Yeah. Yeah. Hi, sir. Because it's an interesting move that you have done from being a consultant to heading HPCL, I just wanted to understand what's the motivation and upside for you. That's the first question. The second question is more on HMEL. Is it possible for you guys to give me the gross margin that your model is throwing if current pricing or spreads are taken into account for the revenue and sector? Those are the two questions from my side. Thank you.
Since this call is about HPCL's numbers, I will not talk about myself. The only thing I would say is the reason I work here is we have a fantastic opportunity and a fantastic team which can take this place to be it is already one of the leading companies in India, and we will be even more powerful in times to come. That's my motivation. Beyond that, I think we should just focus on the numbers, and I'll request my colleagues to talk about the HMEL numbers which are around.
I can broadly say the EBITDA margin in HMEL for Q4 is around 7%.

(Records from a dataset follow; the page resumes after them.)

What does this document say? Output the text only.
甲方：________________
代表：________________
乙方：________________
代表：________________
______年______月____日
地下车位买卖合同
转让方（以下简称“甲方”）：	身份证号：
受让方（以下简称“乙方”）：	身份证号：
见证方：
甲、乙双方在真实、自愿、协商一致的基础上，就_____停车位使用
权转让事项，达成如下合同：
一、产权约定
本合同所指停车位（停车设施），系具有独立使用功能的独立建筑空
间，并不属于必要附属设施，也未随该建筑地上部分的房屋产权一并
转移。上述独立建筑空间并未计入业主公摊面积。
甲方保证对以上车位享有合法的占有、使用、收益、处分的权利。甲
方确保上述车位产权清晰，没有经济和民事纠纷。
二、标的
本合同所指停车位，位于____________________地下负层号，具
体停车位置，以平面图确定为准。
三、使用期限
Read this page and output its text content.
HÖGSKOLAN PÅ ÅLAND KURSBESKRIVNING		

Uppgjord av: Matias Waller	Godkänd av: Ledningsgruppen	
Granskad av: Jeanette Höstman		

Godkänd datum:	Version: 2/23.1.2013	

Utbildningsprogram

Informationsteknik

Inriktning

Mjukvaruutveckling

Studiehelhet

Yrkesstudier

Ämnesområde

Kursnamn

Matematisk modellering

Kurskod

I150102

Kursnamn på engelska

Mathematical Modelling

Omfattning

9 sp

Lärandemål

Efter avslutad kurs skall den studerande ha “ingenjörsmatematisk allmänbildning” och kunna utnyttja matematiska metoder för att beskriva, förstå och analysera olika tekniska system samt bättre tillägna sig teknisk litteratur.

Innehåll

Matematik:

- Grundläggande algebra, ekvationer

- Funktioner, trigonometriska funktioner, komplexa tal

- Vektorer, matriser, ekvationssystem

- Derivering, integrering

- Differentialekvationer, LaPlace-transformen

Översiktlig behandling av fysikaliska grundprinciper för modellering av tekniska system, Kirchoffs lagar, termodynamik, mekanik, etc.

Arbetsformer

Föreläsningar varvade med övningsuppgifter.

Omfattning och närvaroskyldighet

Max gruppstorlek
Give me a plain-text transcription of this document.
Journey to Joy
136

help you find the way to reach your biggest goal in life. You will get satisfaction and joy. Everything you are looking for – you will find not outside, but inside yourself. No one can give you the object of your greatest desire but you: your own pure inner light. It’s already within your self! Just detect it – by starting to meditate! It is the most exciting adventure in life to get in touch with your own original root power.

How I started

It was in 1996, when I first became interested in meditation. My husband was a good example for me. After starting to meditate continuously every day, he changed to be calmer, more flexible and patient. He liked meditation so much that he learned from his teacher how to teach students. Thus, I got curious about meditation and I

Understood. Just to follow up on the first question, Aakash, can I check on the compensation size and with the historical same deals? Or has there been any change in the compensation structure?
Read the press. You just need to read the press. Yes, it is absolutely in line with what was done historically.
Sure. Thank you. Thank you so much. That's from my side.
Thank you. Ladies and gentlemen, due to time constraint, this was the last question for today's conference call. I now hand the conference over to Mr. Vethirajan for closing comments.
Thank you, Steve. I see 11 people in the queue as of now. Please address it to the management, or you can send your questions to me. I can get it addressed. I would like to thank all the participants for taking time out to join this call and the management for addressing all the questions in a very detailed manner. I wish the management all the very best for the next financial year as well. Hope the current momentum continues. Thank you, everyone, and have a nice day. In case, sir, you have any closing comments to add, please go ahead.
Thank you all for participating and listening to our thoughts. Thank you for your interest. In HPCL, if you have ideas for us, keep feeding them to us. On behalf of the management team and our entire team, I'll say we are all geared up to making sure the time you spend on reading about this talk is well rewarded in many different ways. Thank you all, and look forward to some subsequent conversations.
Thank you, everyone, and have a nice day.
Thank you. Thank you very much, sir.
Thank you. On behalf of Antique Stock Broking Limited, that concludes this conference. Thank you for joining us, and you may now disconnect your lines. Thank you.